Unfortunately, Christensen said, most of these specially built alcoves are missing telephones, and some have even been utilized as convenient storage space for wastebaskets.

“The fact is, right now we don’t design safe buildings. There aren’t current evacuation plans for persons with disabilities,” Christensen said. “But that is going to change.”

Christensen and a team of professors from multiple USU colleges were recently awarded a grant of almost $600,000 from National Institute for Disability and Rehabilitation Research, and, he said, he hopes to create a computer program that will simulate the evacuation of persons with disabilities.

“What we’re doing will change the way that people evaluate a building. For the first time, the building emergency evaluation will include accurate data for people with disabilities,” he said.

This is no small thing, Christensen said, since accurate data does not exist on this issue. The USU research will be the first of its kind, he added.

Yangquan Chen, director of the Center for Self-Organizing and Intelligent Systems, will be in charge of all the and video and feeds. Yong Seog Kim, a student majoring in management information systems, will compile and analyze the data. Anthony Chen, professor of civil and environmental engineering, will be in charge of design.

“These researchers are to be commended for their leadership, vision and commitment to persons with disabilities,” said Sean E. Michael,  department head of landscape architecture and environmental planning.

“We have all the right pieces, we have a great team of interdisciplinary professors, we have all the expertise. That is why we were selected to receive the grant,” Christensen said.

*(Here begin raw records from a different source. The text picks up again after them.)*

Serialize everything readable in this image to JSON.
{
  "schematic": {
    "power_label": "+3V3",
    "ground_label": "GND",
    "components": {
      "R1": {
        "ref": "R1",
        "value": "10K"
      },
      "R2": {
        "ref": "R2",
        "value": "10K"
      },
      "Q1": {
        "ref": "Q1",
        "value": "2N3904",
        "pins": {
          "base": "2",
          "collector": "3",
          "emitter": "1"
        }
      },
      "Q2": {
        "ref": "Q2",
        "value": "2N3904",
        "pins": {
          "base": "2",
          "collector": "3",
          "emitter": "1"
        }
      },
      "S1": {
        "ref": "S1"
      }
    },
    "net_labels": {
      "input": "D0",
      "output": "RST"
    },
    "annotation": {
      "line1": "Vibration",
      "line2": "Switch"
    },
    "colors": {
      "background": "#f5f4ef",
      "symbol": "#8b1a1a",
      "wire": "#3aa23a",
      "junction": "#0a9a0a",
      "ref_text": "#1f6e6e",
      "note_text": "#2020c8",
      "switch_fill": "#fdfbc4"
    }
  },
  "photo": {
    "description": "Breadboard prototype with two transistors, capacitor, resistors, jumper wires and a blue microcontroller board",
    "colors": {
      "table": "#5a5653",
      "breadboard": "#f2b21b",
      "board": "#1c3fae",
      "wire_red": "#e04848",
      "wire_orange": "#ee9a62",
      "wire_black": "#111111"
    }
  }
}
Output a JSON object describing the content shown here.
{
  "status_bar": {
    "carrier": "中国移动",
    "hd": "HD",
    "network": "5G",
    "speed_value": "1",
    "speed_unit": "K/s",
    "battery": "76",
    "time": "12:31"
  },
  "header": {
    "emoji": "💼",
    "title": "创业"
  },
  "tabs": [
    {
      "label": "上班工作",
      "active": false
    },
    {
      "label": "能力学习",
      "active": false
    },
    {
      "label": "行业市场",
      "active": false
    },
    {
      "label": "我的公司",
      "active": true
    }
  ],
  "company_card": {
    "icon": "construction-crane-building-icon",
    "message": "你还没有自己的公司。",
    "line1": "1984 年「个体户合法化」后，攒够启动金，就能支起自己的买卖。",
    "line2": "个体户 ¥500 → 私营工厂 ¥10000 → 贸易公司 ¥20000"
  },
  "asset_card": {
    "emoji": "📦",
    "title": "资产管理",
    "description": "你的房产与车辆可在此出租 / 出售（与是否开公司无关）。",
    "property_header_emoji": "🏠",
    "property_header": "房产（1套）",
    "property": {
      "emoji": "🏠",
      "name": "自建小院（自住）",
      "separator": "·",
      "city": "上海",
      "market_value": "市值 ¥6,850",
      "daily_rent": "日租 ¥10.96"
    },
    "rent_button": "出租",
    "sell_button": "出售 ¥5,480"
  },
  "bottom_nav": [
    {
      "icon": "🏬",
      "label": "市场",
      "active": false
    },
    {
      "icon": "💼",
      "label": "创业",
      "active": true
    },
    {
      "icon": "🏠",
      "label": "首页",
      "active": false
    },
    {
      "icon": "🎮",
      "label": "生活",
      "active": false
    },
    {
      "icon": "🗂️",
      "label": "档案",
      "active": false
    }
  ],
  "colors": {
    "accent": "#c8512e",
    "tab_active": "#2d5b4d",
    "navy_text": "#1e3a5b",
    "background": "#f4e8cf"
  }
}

Christensen said the project will take approximately three years and will consist of monitoring traffic patterns of people with disabilities. Trackers will be placed on disabled persons or on their cell phones that will upload data to computers during emergency drills, to see exact response methods and times for mock evacuations.

Christensen said the team will also be hiring at least three graduate student interns to help with the project. 

One of the keys of the new research will be inventing new data-collection technology, Christensen said. The researchers will have to create new tools that can analyze enormous data sets and video.

When the project is complete, it will secure USU’s position as a leading research institution for disabilities studies, Michael said.

“This work will advance USU’s leadership, nationally, in the area of equitable design for persons with disabilities. The study will expand understanding of how evacuation and mobility challenges are navigated by this important population and will help assure that emergency scenarios have planned for all persons’ needs,” he said.

The implication of the research is huge, Christensen said. “Sixteen point seven percent of the population possess a disability condition, whether it be cognitive, visual or physical. We need to make sure they are safe.”